Another key aspect would be entities forming part of tax group under the CIT law, which could be different from the entities consolidated under IFRS. Formation of tax groups will require considerations like maintaining a separate set of financial statements, compliance with audit requirements as applicable, intra group transactions with entities outside the tax group and executing tax sharing agreement. Further, the companies will need to ensure the adequacy of the extensive disclosures prescribed as per IAS 12 including separate disclosure of major components of tax expense and effective tax reconciliation.

Has the IT system been tailored to account for current and deferred taxes?

IT systems will need to support the new requirements, including (a) managing two sets of accounts for tax and accounting purpose, (b) consolidation of tax groups and (c) computation, reporting and disclosures of CIT. Companies will have to consider data required for tax computation, accounting and reporting, including the changes required in existing chart of accounts.

Whether the people in the organisation possess the required knowledge and experience to cater to the new requirements?

Relevant departments and resources will need to be upskilled and trained on various aspects such as (a) knowledge on additional tax, accounting & reporting requirements (b) increased legal compliances & documentation; and (c) operating digital tax tools and tailored finance & IT systems.

Whether clearly defined policies and procedures are developed and communicated within the organisation?

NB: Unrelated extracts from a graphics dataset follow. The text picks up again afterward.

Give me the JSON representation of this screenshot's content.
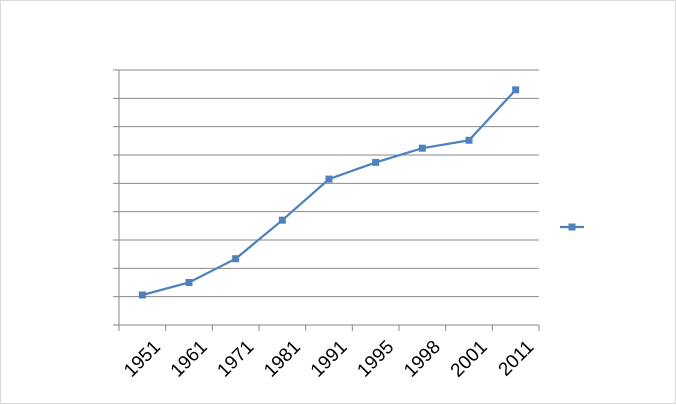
{
  "chart_data": {
    "type": "line",
    "title": "",
    "xlabel": "",
    "ylabel": "",
    "categories": [
      "1951",
      "1961",
      "1971",
      "1981",
      "1991",
      "1995",
      "1998",
      "2001",
      "2011"
    ],
    "series": [
      {
        "values": [
          1.06,
          1.5,
          2.34,
          3.7,
          5.15,
          5.74,
          6.24,
          6.52,
          8.3
        ]
      }
    ],
    "ylim": [
      0,
      9
    ],
    "grid": true,
    "legend": "right",
    "colors": {
      "line": "#4f81bd",
      "grid": "#898989",
      "axis": "#898989"
    }
  }
}
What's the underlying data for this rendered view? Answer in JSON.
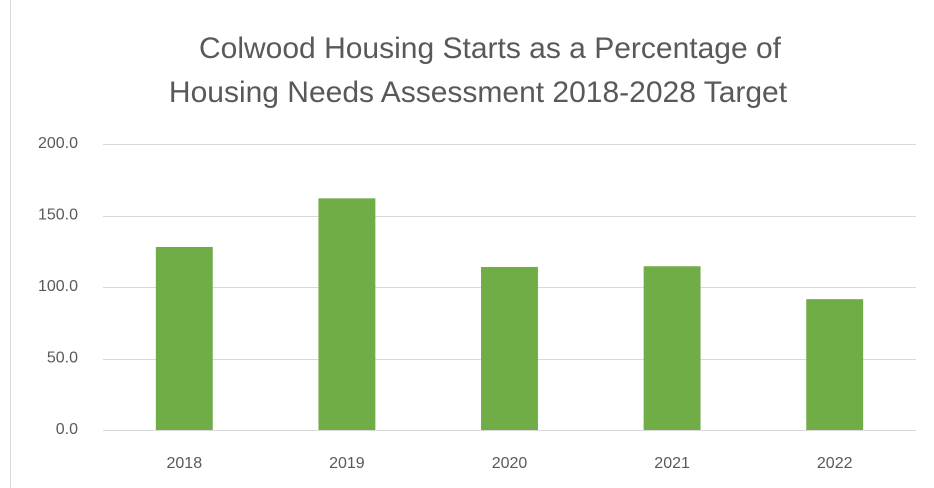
{
  "chart_data": {
    "type": "bar",
    "title": [
      "Colwood Housing Starts as a Percentage of",
      "Housing Needs Assessment 2018-2028 Target"
    ],
    "categories": [
      "2018",
      "2019",
      "2020",
      "2021",
      "2022"
    ],
    "values": [
      128.0,
      162.0,
      114.0,
      114.5,
      91.5
    ],
    "color": "#70ad47",
    "ylim": [
      0,
      200
    ],
    "yticks": [
      {
        "value": 0,
        "label": "0.0"
      },
      {
        "value": 50,
        "label": "50.0"
      },
      {
        "value": 100,
        "label": "100.0"
      },
      {
        "value": 150,
        "label": "150.0"
      },
      {
        "value": 200,
        "label": "200.0"
      }
    ],
    "grid": true
  }
}
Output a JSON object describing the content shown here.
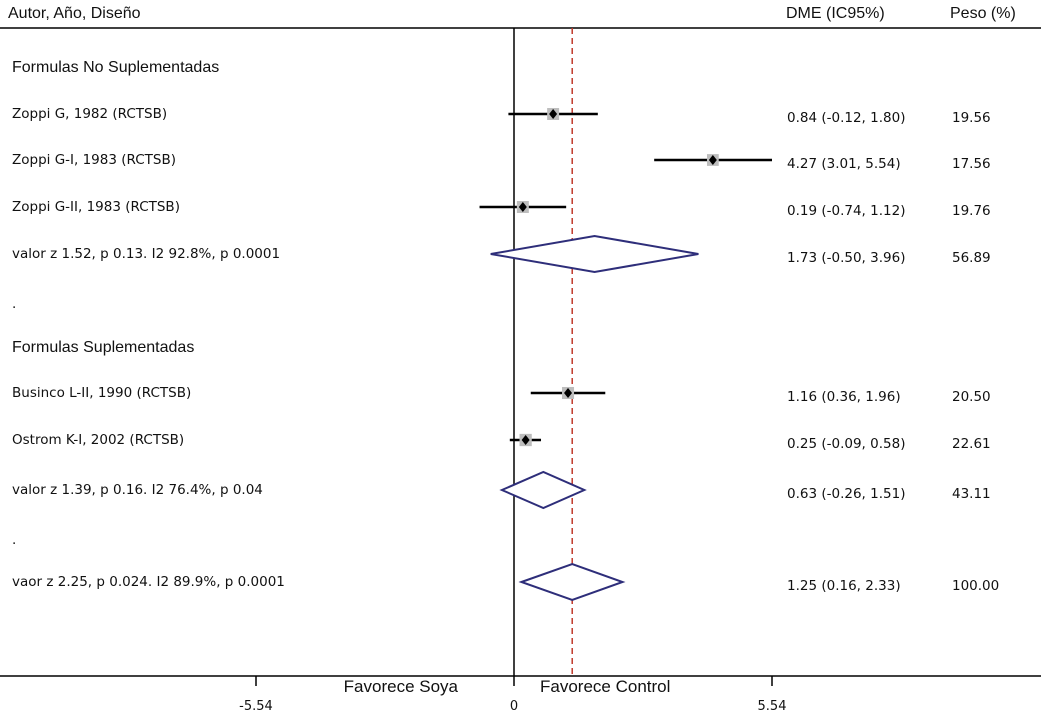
{
  "chart_data": {
    "type": "forest",
    "headers": {
      "study": "Autor, Año, Diseño",
      "effect": "DME (IC95%)",
      "weight": "Peso (%)"
    },
    "x_axis": {
      "ticks": [
        -5.54,
        0,
        5.54
      ],
      "tick_labels": [
        "-5.54",
        "0",
        "5.54"
      ],
      "left_label": "Favorece Soya",
      "right_label": "Favorece Control",
      "null_value": 0,
      "overall_effect_line": 1.25
    },
    "rows": [
      {
        "kind": "group",
        "label": "Formulas No Suplementadas"
      },
      {
        "kind": "study",
        "label": "Zoppi G, 1982 (RCTSB)",
        "est": 0.84,
        "lo": -0.12,
        "hi": 1.8,
        "ci_text": "0.84 (-0.12, 1.80)",
        "weight": "19.56"
      },
      {
        "kind": "study",
        "label": "Zoppi G-I, 1983 (RCTSB)",
        "est": 4.27,
        "lo": 3.01,
        "hi": 5.54,
        "ci_text": "4.27 (3.01, 5.54)",
        "weight": "17.56"
      },
      {
        "kind": "study",
        "label": "Zoppi G-II, 1983 (RCTSB)",
        "est": 0.19,
        "lo": -0.74,
        "hi": 1.12,
        "ci_text": "0.19 (-0.74, 1.12)",
        "weight": "19.76"
      },
      {
        "kind": "subtotal",
        "label": "valor z 1.52, p 0.13. I2 92.8%, p 0.0001",
        "est": 1.73,
        "lo": -0.5,
        "hi": 3.96,
        "ci_text": "1.73 (-0.50, 3.96)",
        "weight": "56.89"
      },
      {
        "kind": "spacer",
        "label": "."
      },
      {
        "kind": "group",
        "label": "Formulas Suplementadas"
      },
      {
        "kind": "study",
        "label": "Businco L-II, 1990 (RCTSB)",
        "est": 1.16,
        "lo": 0.36,
        "hi": 1.96,
        "ci_text": "1.16 (0.36, 1.96)",
        "weight": "20.50"
      },
      {
        "kind": "study",
        "label": "Ostrom K-I, 2002 (RCTSB)",
        "est": 0.25,
        "lo": -0.09,
        "hi": 0.58,
        "ci_text": "0.25 (-0.09, 0.58)",
        "weight": "22.61"
      },
      {
        "kind": "subtotal",
        "label": "valor z 1.39, p 0.16. I2 76.4%, p 0.04",
        "est": 0.63,
        "lo": -0.26,
        "hi": 1.51,
        "ci_text": "0.63 (-0.26, 1.51)",
        "weight": "43.11"
      },
      {
        "kind": "spacer",
        "label": "."
      },
      {
        "kind": "overall",
        "label": "vaor z 2.25, p 0.024. I2 89.9%, p 0.0001",
        "est": 1.25,
        "lo": 0.16,
        "hi": 2.33,
        "ci_text": "1.25 (0.16, 2.33)",
        "weight": "100.00"
      }
    ],
    "colors": {
      "diamond": "#2e2e7a",
      "ref_line": "#c0392b",
      "ci": "#000000",
      "square": "#bdbdbd"
    }
  }
}
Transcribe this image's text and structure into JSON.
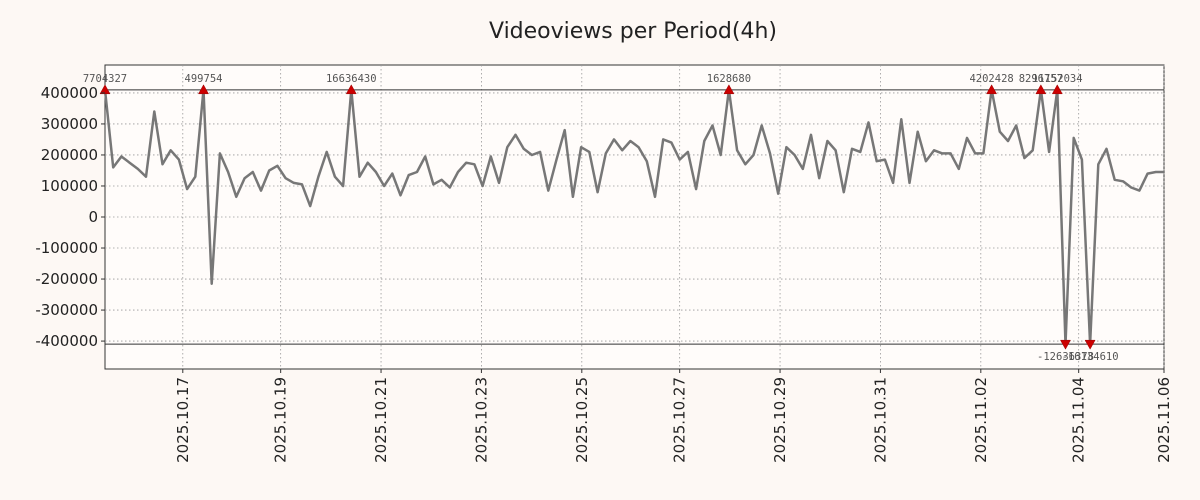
{
  "chart_data": {
    "type": "line",
    "title": "Videoviews per Period(4h)",
    "xlabel": "",
    "ylabel": "",
    "colors": {
      "line": "#777777",
      "marker": "#cc0000",
      "grid": "#999999",
      "background": "#fdf8f4",
      "plot_background": "#fffcfa"
    },
    "grid": true,
    "xlim": [
      0,
      21.1
    ],
    "ylim": [
      -490000,
      490000
    ],
    "x_ticks": [
      {
        "x": 1.55,
        "label": "2025.10.17"
      },
      {
        "x": 3.5,
        "label": "2025.10.19"
      },
      {
        "x": 5.5,
        "label": "2025.10.21"
      },
      {
        "x": 7.5,
        "label": "2025.10.23"
      },
      {
        "x": 9.5,
        "label": "2025.10.25"
      },
      {
        "x": 11.45,
        "label": "2025.10.27"
      },
      {
        "x": 13.45,
        "label": "2025.10.29"
      },
      {
        "x": 15.45,
        "label": "2025.10.31"
      },
      {
        "x": 17.45,
        "label": "2025.11.02"
      },
      {
        "x": 19.4,
        "label": "2025.11.04"
      },
      {
        "x": 21.4,
        "label": "2025.11.06"
      }
    ],
    "y_ticks": [
      {
        "value": 400000,
        "label": "400000"
      },
      {
        "value": 300000,
        "label": "300000"
      },
      {
        "value": 200000,
        "label": "200000"
      },
      {
        "value": 100000,
        "label": "100000"
      },
      {
        "value": 0,
        "label": "0"
      },
      {
        "value": -100000,
        "label": "-100000"
      },
      {
        "value": -200000,
        "label": "-200000"
      },
      {
        "value": -300000,
        "label": "-300000"
      },
      {
        "value": -400000,
        "label": "-400000"
      }
    ],
    "clip_lines": [
      410000,
      -410000
    ],
    "series": [
      {
        "name": "Videoviews",
        "values": [
          410000,
          160000,
          195000,
          175000,
          155000,
          130000,
          340000,
          170000,
          215000,
          185000,
          90000,
          130000,
          410000,
          -215000,
          205000,
          145000,
          65000,
          125000,
          145000,
          85000,
          150000,
          165000,
          125000,
          110000,
          105000,
          35000,
          130000,
          210000,
          130000,
          100000,
          410000,
          130000,
          175000,
          145000,
          100000,
          140000,
          70000,
          135000,
          145000,
          195000,
          105000,
          120000,
          95000,
          145000,
          175000,
          170000,
          100000,
          195000,
          110000,
          225000,
          265000,
          220000,
          200000,
          210000,
          85000,
          185000,
          280000,
          65000,
          225000,
          210000,
          80000,
          205000,
          250000,
          215000,
          245000,
          225000,
          180000,
          65000,
          250000,
          240000,
          185000,
          210000,
          90000,
          245000,
          295000,
          200000,
          410000,
          215000,
          170000,
          200000,
          295000,
          205000,
          75000,
          225000,
          200000,
          155000,
          265000,
          125000,
          245000,
          215000,
          80000,
          220000,
          210000,
          305000,
          180000,
          185000,
          110000,
          315000,
          110000,
          275000,
          180000,
          215000,
          205000,
          205000,
          155000,
          255000,
          205000,
          205000,
          410000,
          275000,
          245000,
          295000,
          190000,
          215000,
          410000,
          210000,
          410000,
          -410000,
          255000,
          185000,
          -410000,
          170000,
          220000,
          120000,
          115000,
          95000,
          85000,
          140000,
          145000,
          145000
        ]
      }
    ],
    "annotations": [
      {
        "index": 0,
        "label": "7704327",
        "position": "above"
      },
      {
        "index": 12,
        "label": "499754",
        "position": "above"
      },
      {
        "index": 30,
        "label": "16636430",
        "position": "above"
      },
      {
        "index": 76,
        "label": "1628680",
        "position": "above"
      },
      {
        "index": 108,
        "label": "4202428",
        "position": "above"
      },
      {
        "index": 114,
        "label": "8296757",
        "position": "above"
      },
      {
        "index": 116,
        "label": "11152034",
        "position": "above"
      },
      {
        "index": 117,
        "label": "-12636378",
        "position": "below"
      },
      {
        "index": 120,
        "label": "-16134610",
        "position": "below"
      }
    ]
  }
}
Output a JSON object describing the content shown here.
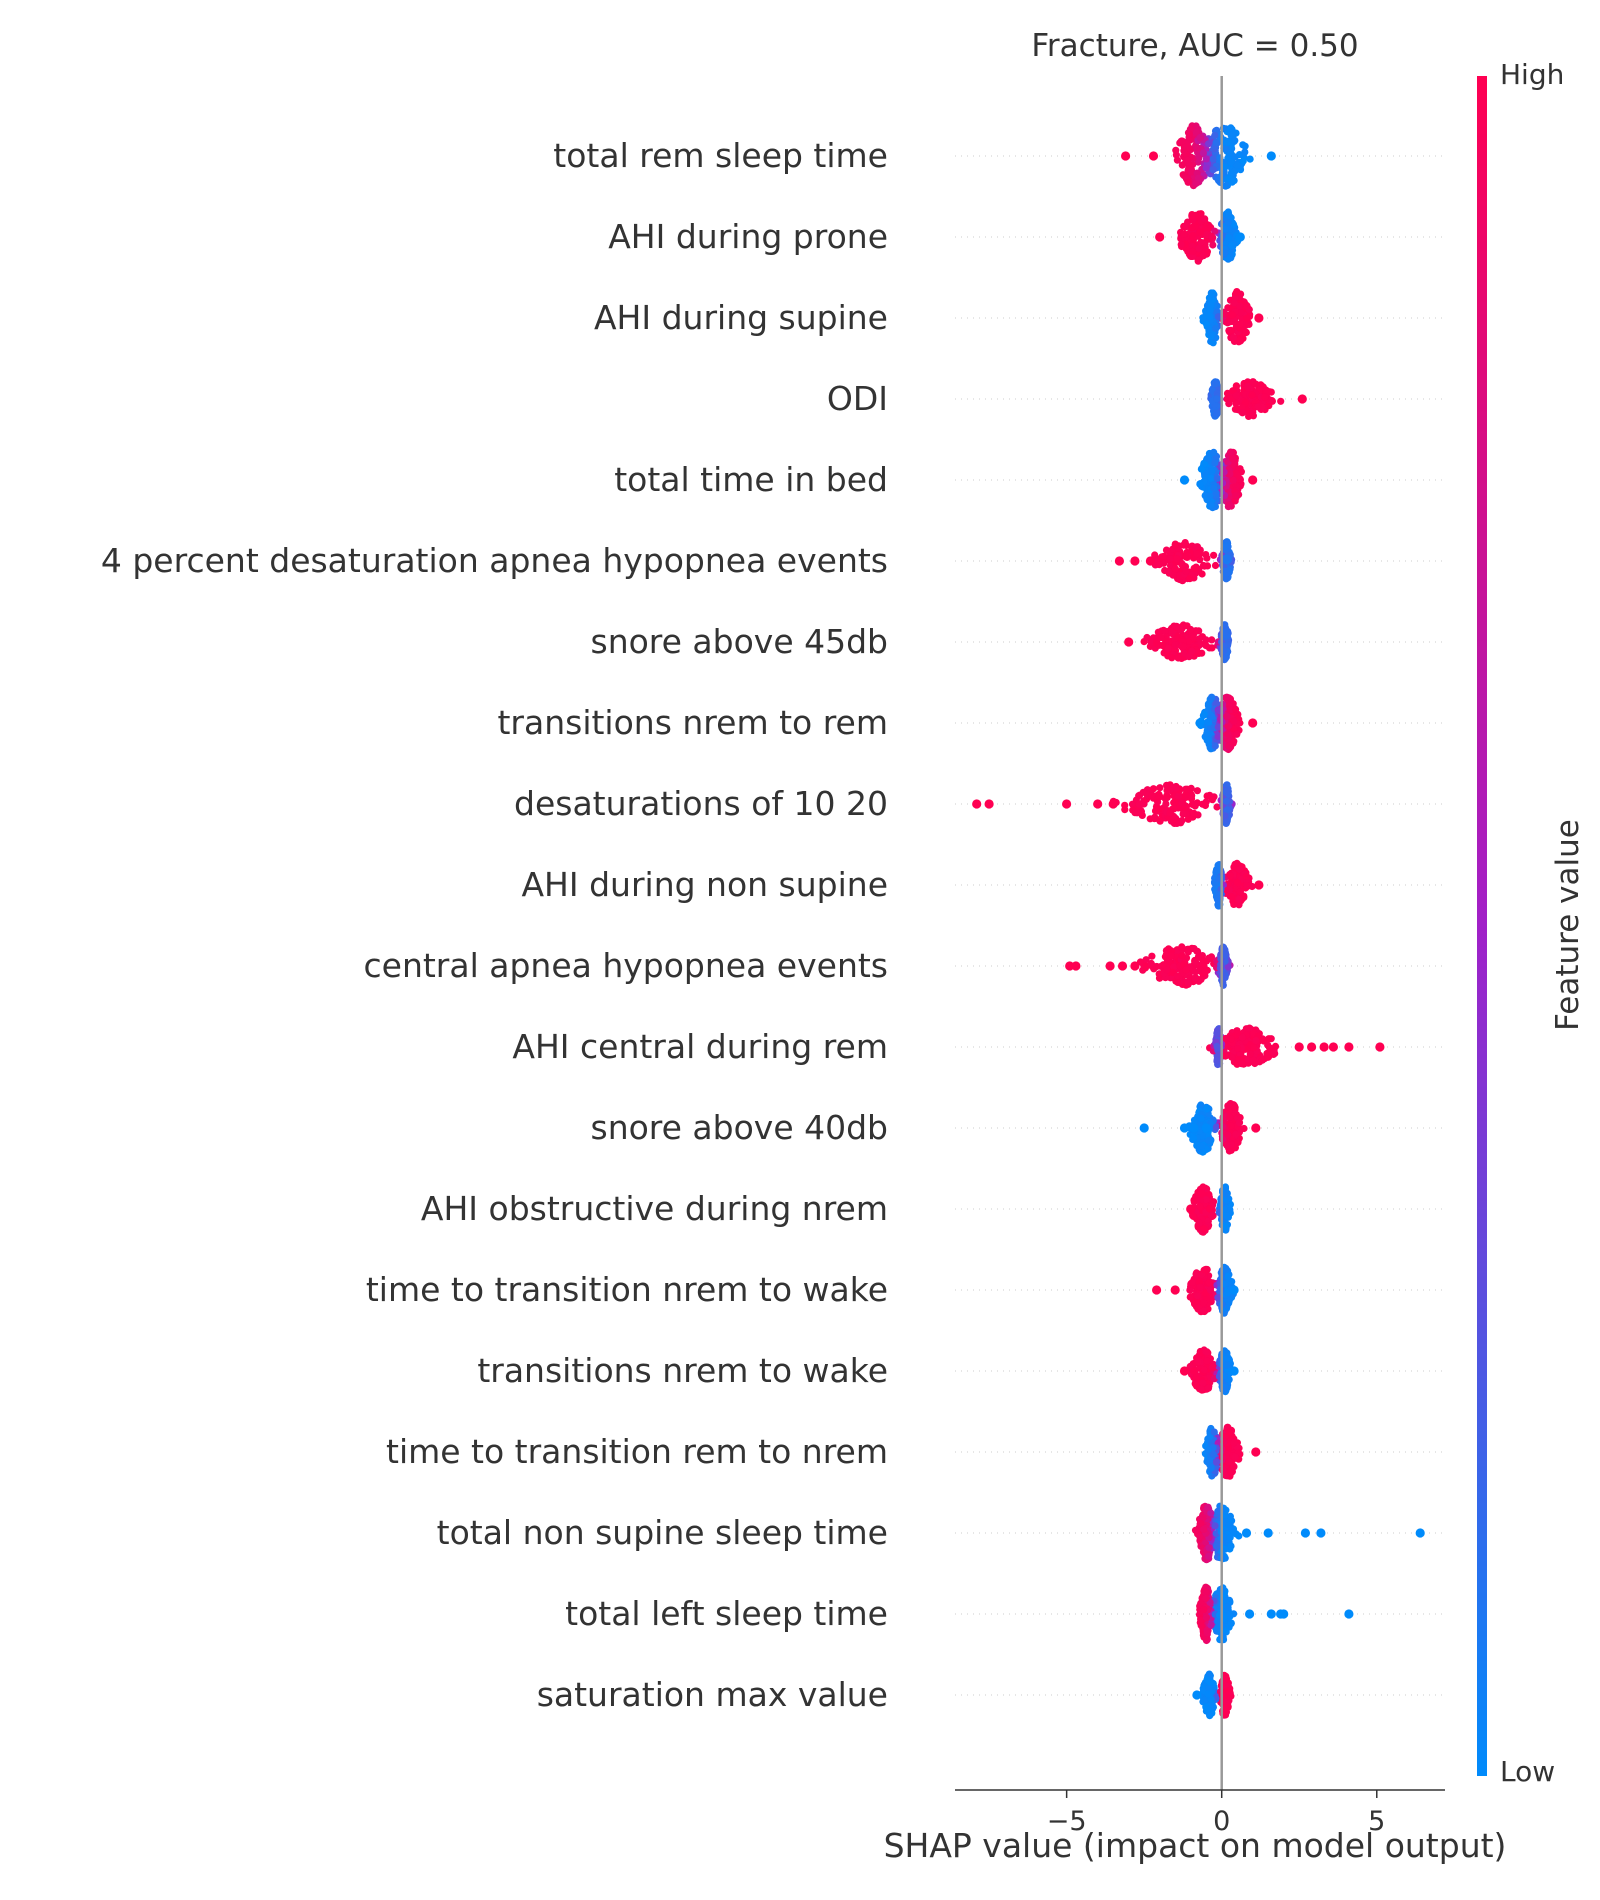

Management will need to establish adequate policies and procedures with robust governance and internal control framework to meet the tax and accounting compliance requirements.

Whether holistic impact on business has been evaluated?

Management will need to consider tax and accounting impact on various strategic decisions such as business acquisitions, group restructuring, new company set-up (mainland vs free zone), formation of tax groups, intra-group transactions, etc.